Valerie Simpson, Bi-Borough Head of Environmental Health, Licensing and Trading Standards introduced the Licensing Team’s Annual Update. Valerie Simpson said that it had been a busy year for the team. There had been an increase in the number of new premises licence applications, although the number of personal licence applications had fallen. Valerie Simpson said that the Licensing Sub-Committee had been effective and had been ably assisted by strong partnership working with the Police Licensing team.
An overview was provided on a variety of performance statistics for 2017/18 compared to the previous year. It was noted that most applications had been agreed in part and there had also been 3 refusals and 2 revocations. Only 1 appeal was received but this was subsequently withdrawn. Details were provided on the significant number of inspections which were conducted, as well as the work which had been done on complaints. An explanation was provided on the use of action plans and the success these had in reducing cases of crime and disorder.
Valerie Simpson outlined the steps which had been taken by the team to improve processes. Measures included the development of additional access management reports to better manage the application work flow and improve data integrity. Companies listed on licensing applications were now checked against the information held by Companies House. Further work included the refreshing of rateable value data on the Uniform database for all premises licences to ensure that the rateable value, fee band, and VOA reference number were correct as well as, updating the information on the website.
Valerie Simpson explained that the Statement of Licensing Policy had been approved by Full Council last year and that at present, the Statement of Gambling Policy was currently at the consultation stage and would come into force next year.
With regards to the priorities for next year, Valerie Simpson explained that the team would be focusing on a number of areas. These included works to improve local pub watch schemes, the use and issue of Fixed Penalty Notices for the illegal sale of alcohol to underage children and work with business intelligence to improve the report information that the team received.
Councillor Colin Aherne noted the number of complaints received (which had then been investigated) had doubled and asked what had caused this. Lisa White explained there was no particular reason for the increase in the number of complaints, but these mainly stemmed from residents being better networked and more aware of the service. Councillor Zarar Qayyum asked why inspection and enforcement visits to businesses had risen from 118 in the previous year, to 277. Lisa White explained it was normal for these to fluctuate on an annual basis. In some cases, it was normal for some premises to attract multiple complaints on the same evening for example, those made about the King’s Road, which explained why the figure was so high.

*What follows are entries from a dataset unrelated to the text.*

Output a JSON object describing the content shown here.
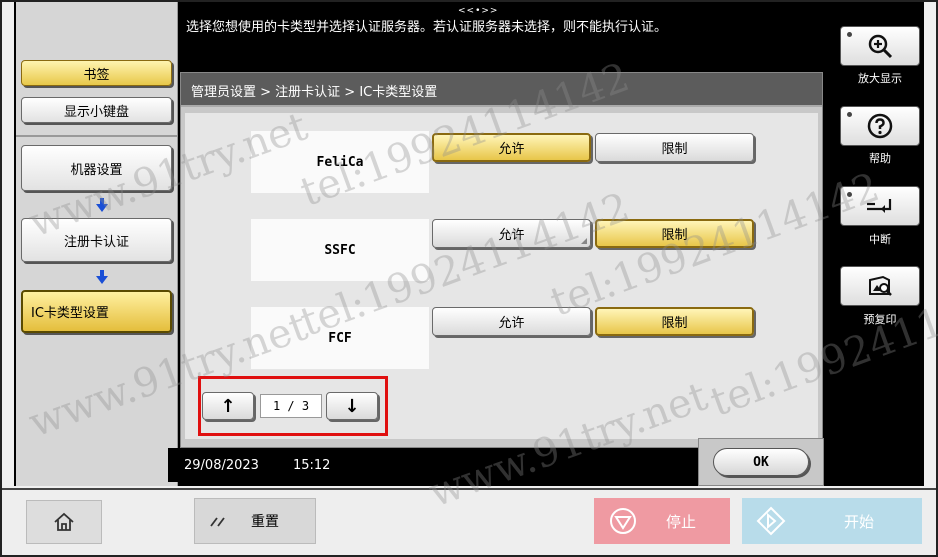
{
  "top_message": "选择您想使用的卡类型并选择认证服务器。若认证服务器未选择，则不能执行认证。",
  "top_dots": "<<•>>",
  "left_panel": {
    "bookmark_label": "书签",
    "keypad_label": "显示小键盘",
    "items": [
      {
        "label": "机器设置"
      },
      {
        "label": "注册卡认证"
      },
      {
        "label": "IC卡类型设置"
      }
    ]
  },
  "breadcrumb": "管理员设置 > 注册卡认证 > IC卡类型设置",
  "card_types": [
    {
      "name": "FeliCa",
      "selected": "allow"
    },
    {
      "name": "SSFC",
      "selected": "restrict"
    },
    {
      "name": "FCF",
      "selected": "restrict"
    }
  ],
  "allow_label": "允许",
  "restrict_label": "限制",
  "pager": {
    "text": "1 / 3",
    "up": "↑",
    "down": "↓"
  },
  "status": {
    "date": "29/08/2023",
    "time": "15:12"
  },
  "ok_label": "OK",
  "right_panel": {
    "zoom_label": "放大显示",
    "help_label": "帮助",
    "interrupt_label": "中断",
    "preview_label": "预复印"
  },
  "bottom": {
    "reset_label": "重置",
    "stop_label": "停止",
    "start_label": "开始"
  },
  "watermarks": [
    "www.91try.net",
    "tel:19924114142"
  ]
}
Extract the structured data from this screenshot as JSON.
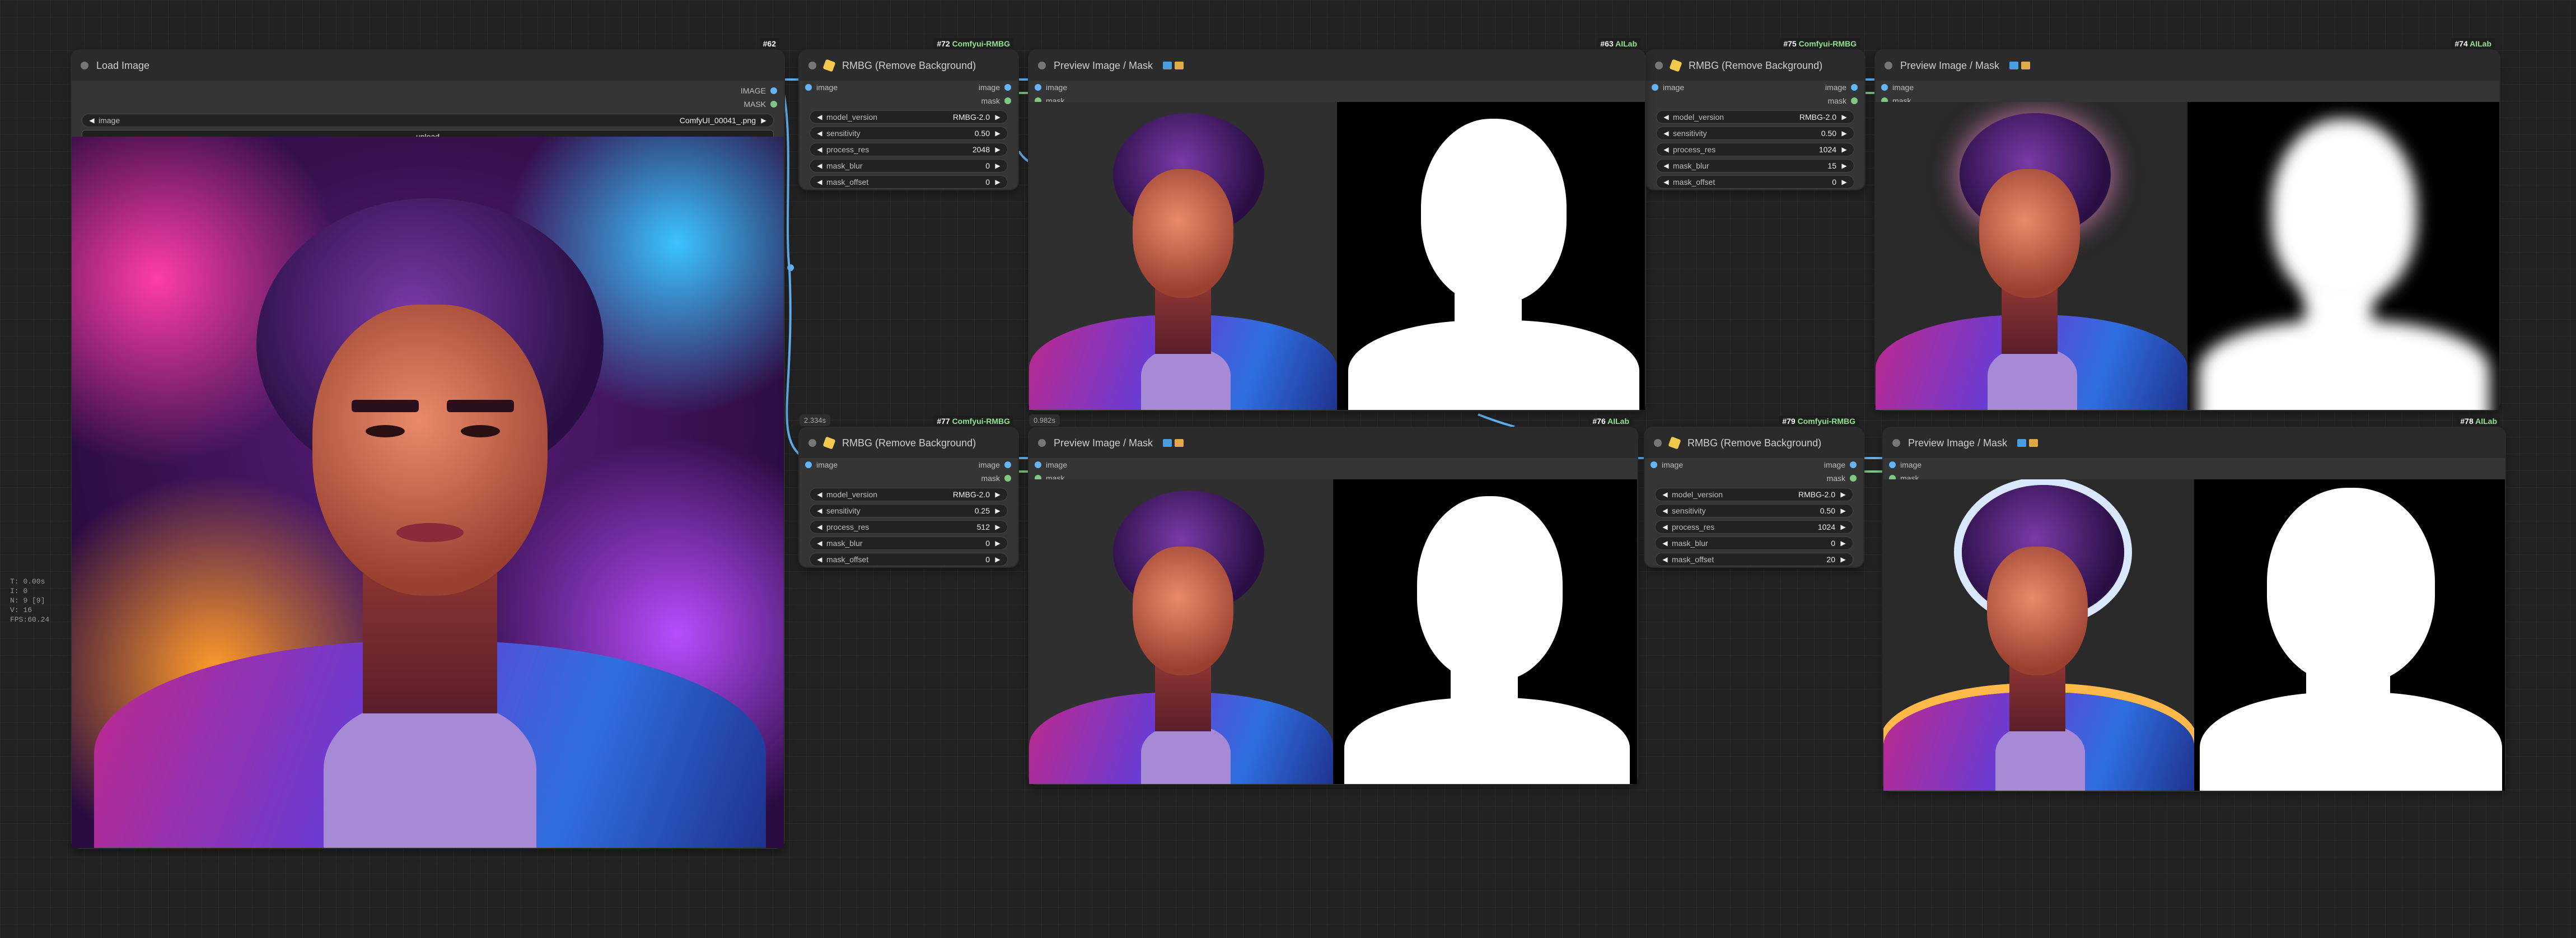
{
  "load_image": {
    "title": "Load Image",
    "id_badge": "#62",
    "outputs": [
      "IMAGE",
      "MASK"
    ],
    "image_widget_name": "image",
    "image_widget_value": "ComfyUI_00041_.png",
    "upload_label": "upload"
  },
  "rmbg_nodes": [
    {
      "title": "RMBG (Remove Background)",
      "id_badge": "#72",
      "source": "Comfyui-RMBG",
      "input": "image",
      "outputs": [
        "image",
        "mask"
      ],
      "widgets": [
        {
          "name": "model_version",
          "value": "RMBG-2.0"
        },
        {
          "name": "sensitivity",
          "value": "0.50"
        },
        {
          "name": "process_res",
          "value": "2048"
        },
        {
          "name": "mask_blur",
          "value": "0"
        },
        {
          "name": "mask_offset",
          "value": "0"
        }
      ]
    },
    {
      "title": "RMBG (Remove Background)",
      "id_badge": "#75",
      "source": "Comfyui-RMBG",
      "input": "image",
      "outputs": [
        "image",
        "mask"
      ],
      "widgets": [
        {
          "name": "model_version",
          "value": "RMBG-2.0"
        },
        {
          "name": "sensitivity",
          "value": "0.50"
        },
        {
          "name": "process_res",
          "value": "1024"
        },
        {
          "name": "mask_blur",
          "value": "15"
        },
        {
          "name": "mask_offset",
          "value": "0"
        }
      ]
    },
    {
      "title": "RMBG (Remove Background)",
      "id_badge": "#77",
      "source": "Comfyui-RMBG",
      "timer": "2.334s",
      "input": "image",
      "outputs": [
        "image",
        "mask"
      ],
      "widgets": [
        {
          "name": "model_version",
          "value": "RMBG-2.0"
        },
        {
          "name": "sensitivity",
          "value": "0.25"
        },
        {
          "name": "process_res",
          "value": "512"
        },
        {
          "name": "mask_blur",
          "value": "0"
        },
        {
          "name": "mask_offset",
          "value": "0"
        }
      ]
    },
    {
      "title": "RMBG (Remove Background)",
      "id_badge": "#79",
      "source": "Comfyui-RMBG",
      "input": "image",
      "outputs": [
        "image",
        "mask"
      ],
      "widgets": [
        {
          "name": "model_version",
          "value": "RMBG-2.0"
        },
        {
          "name": "sensitivity",
          "value": "0.50"
        },
        {
          "name": "process_res",
          "value": "1024"
        },
        {
          "name": "mask_blur",
          "value": "0"
        },
        {
          "name": "mask_offset",
          "value": "20"
        }
      ]
    }
  ],
  "preview_nodes": [
    {
      "title": "Preview Image / Mask",
      "id_badge": "#63",
      "source": "AILab",
      "inputs": [
        "image",
        "mask"
      ]
    },
    {
      "title": "Preview Image / Mask",
      "id_badge": "#74",
      "source": "AILab",
      "inputs": [
        "image",
        "mask"
      ]
    },
    {
      "title": "Preview Image / Mask",
      "id_badge": "#76",
      "source": "AILab",
      "timer": "0.982s",
      "inputs": [
        "image",
        "mask"
      ]
    },
    {
      "title": "Preview Image / Mask",
      "id_badge": "#78",
      "source": "AILab",
      "inputs": [
        "image",
        "mask"
      ]
    }
  ],
  "perf_stats": [
    "T: 0.00s",
    "I: 0",
    "N: 9 [9]",
    "V: 16",
    "FPS:60.24"
  ],
  "colors": {
    "canvas": "#222222",
    "node_body": "#353535",
    "node_title": "#2b2b2b",
    "image_link": "#64b5f6",
    "mask_link": "#81c784",
    "badge_source": "#8fe38f"
  }
}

Councillor Victoria Brocklebank-Fowler enquired about the CIA’s and whether there were any plans to review the current arrangements and consider other zones. Adrian Overton confirmed that the 2 current CIAs would be reviewed however, there is no reason why they should not remain and there were no proposals for a new zone. Valerie Simpson confirmed it was usual practice for the CIAs to be reviewed every several years. The Chair asked whether officers worked with resident’s groups on CIAs and for example, with the Barclay Road Residents Group. Lisa White confirmed that officers conducted surveys within a given area and consultations included input from residents and local businesses. Lisa White confirmed that the team planned to meet with Barclay Road Residents Group and the Police to discuss a number of ongoing issues in the near future.
The Chair asked whether access to information and in particular CCTV footage had changed since the introduction of GDPR. In response, Tom Stewart confirmed there was no change to procedures. Councillor Victoria Brocklebank-Fowler noted that the Home Office had been appointed as a further responsible authority in 2014 and expressed concern about its ability to attend hearings as required. In response, Tom Stewart confirmed that in the Metropolitan Polices’ experience, he did not have any concerns about their attendance and they were very keen to do so.
Councillor Rachel Leighton asked for more details to provided on the 277 complaints which had been received. Adrian Overton confirmed that in the south of the borough, complaints mainly focused on pubs and pertained to asb, noise and public nuisance. In the north of the borough, complaints stemmed from late night refreshments, off licences and instances of street drinking. Following on from this, Councillor Leighton asked how the Licensing team decided what to focus on to ensure resources were used most effectively. In response, Adrian Overton acknowledged that it was a small team and that the best way to be effective was to talk to complainants about the relevant premises and the issues they were experiencing and then prioritise accordingly.
Lisa White confirmed that most complaints covered numerous aspects of noise and or ASB and therefore they often worked in conjunction with either the Noise & Nuisance Team or the Police Licensing Team to investigate complaints. Councillor Rachel Leighton asked whether the team investigated complaints which did not stem from high profile premises. Lisa White stated that all complaints were investigated, all premises were risk rated and ones which were the source of complaints were visited on a regular basis.